Merchant, keep your attar of roses,

your ambers, your oud,

your myrrh and sandalwood. I need

nothing but this dust

palmed in my hand’s cup

like a coin, like a mustard seed,

like a rusted key.

I need

no more than this, this earth

that isn’t earth, but breath,

the exhalation of a living city, the song

of a flute-boned woman,

air and marrow on her lips. This dust,

shaken from a drum, a door opening, a girl’s heel

on stone steps, this dust

like powdered cinnamon, I would wear

as other girls wear jasmine and lilies,

that a child with seafoam eyes

and dusky skin might cry, There

goes a girl with seven thousand years

at the hollow of her throat, there

goes a girl who opens her mouth to pour

caravans, mamelukes, a Mongolian horde

from lips that know less of roses

than of temples in the rising sun!

Damascus, Dimashq

is a song I sing to myself. I would find

where she keeps her mouth, meet it with mine,

press my hand against her palm

and see if our fingers match. She

is the sound, the feel

of coins shaken in a cup, of dice,

the alabaster clap of knight claiming rook,

of kings castling — she is the clamour

of tambourines and dirbakki,

nays sighing, qanouns musing, the complaint

of you merchants with spice-lined hands,

and there is dust in her laughter.

I would drink it, dry my tongue

with this noise, these narrow streets,

until she is a parched pain in my throat, a thorned rose

growing outward from my belly’s pit, aching fragrance

into my lungs. I need no other. I

would spill attar from my eyes,

mix her dust with my salt,

steep my fingers in her stone

and raise them to my lips.

SEARCH Geoffrey A. Landis

Jeremiah sits in a room at Cornell

Lit by fluorescent lights

His ears are covered by headphones, and he’s bopping along as he searches

(He doesn’t look anything like Jodie Foster)

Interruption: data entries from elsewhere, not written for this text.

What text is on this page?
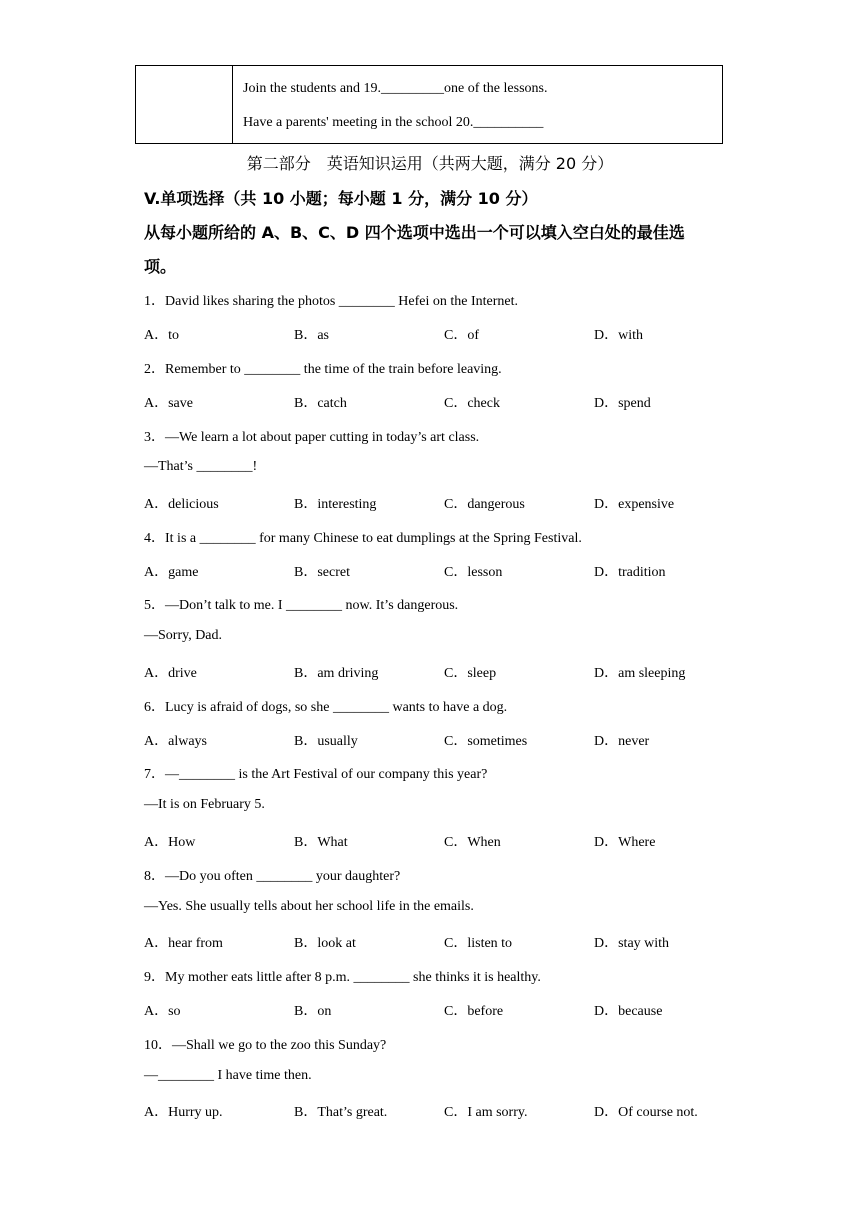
Join the students and 19._________one of the lessons.
Have a parents' meeting in the school 20.__________
第二部分　英语知识运用（共两大题，满分 20 分）
V.单项选择（共 10 小题；每小题 1 分，满分 10 分）
从每小题所给的 A、B、C、D 四个选项中选出一个可以填入空白处的最佳选
项。
1．David likes sharing the photos ________ Hefei on the Internet.
A．to	B．as	C．of	D．with
2．Remember to ________ the time of the train before leaving.
A．save	B．catch	C．check	D．spend
3．—We learn a lot about paper cutting in today’s art class.
—That’s ________!
A．delicious	B．interesting	C．dangerous	D．expensive
4．It is a ________ for many Chinese to eat dumplings at the Spring Festival.
A．game	B．secret	C．lesson	D．tradition
5．—Don’t talk to me. I ________ now. It’s dangerous.
—Sorry, Dad.
A．drive	B．am driving	C．sleep	D．am sleeping
6．Lucy is afraid of dogs, so she ________ wants to have a dog.
A．always	B．usually	C．sometimes	D．never
7．—________ is the Art Festival of our company this year?
—It is on February 5.
A．How	B．What	C．When	D．Where
8．—Do you often ________ your daughter?
—Yes. She usually tells about her school life in the emails.
A．hear from	B．look at	C．listen to	D．stay with
9．My mother eats little after 8 p.m. ________ she thinks it is healthy.
A．so	B．on	C．before	D．because
10．—Shall we go to the zoo this Sunday?
—________ I have time then.
A．Hurry up.	B．That’s great.	C．I am sorry.	D．Of course not.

He’s not listening to the telescope — his headphones are blasting Queen

The telescope sends to him nothing but a string of numbers

His fingertips are doing the search

Writing a new algorithm to implement frequency-domain filtering

Sorting out a tiny signal of intelligence

(hypothetical intelligence)

from the thousand thousand thousand sources of noise from the sky

It’s four a.m., his favorite time of night

No distractions

Outside, the stars are bright

Inside, the stars sing to him alone.

Nine hundred light years away

In the direction of Perseus

Intelligent creatures are wondering why they hear nothing from the skies

They are sending out messages,

Have been sending out messages for hundreds of years

One of their number, renowned for his clear thinking,

Has an electromagnetic pickup on his head

(or, what would pass for a head)

He is thinking clear, simple thoughts

1 + 1 = 2

1 + 2 = 3

1 + 3 = 4

And the electromagnetic signals of his brain

(or, what would pass for a brain)

Are being amplified and beamed into the sky

In the direction of Earth

It is the simplest signal they know

A brain thinking

1 + 1 = 2

2 + 2 = 4

Jeremiah has been searching for years

He has a beard like Moses

Glasses like Jerry Garcia

A bald head like Jesse Ventura

Patience like Job

They are out there

If only the telescope arrays were larger…

if only they could search deeper…

If only his filtering algorithms were more incisive.

Nine hundred light years away

In the direction of Perseus

The aliens are patient

They are sending their thoughts to the stars

Clear, simple thoughts

We are here

We are here

We are here

Where are you?

FIREFLIES Geoffrey A. Landis

flashing in a summer field against twilight sky-dark. Drifting shifting sparkle flashes, ever-changing patterns of writing in some unknowable language of streaks and flashes, constellations blinking on and off. Fireflies dance below us, fireflies behind us, fireflies above us; their silent mating calls a symphony of light. A million flashes a minute, we are immersed in a sea of flickering light.

Just so, the immortals look out across the universe, as stars and galaxies flick into life fade into dark.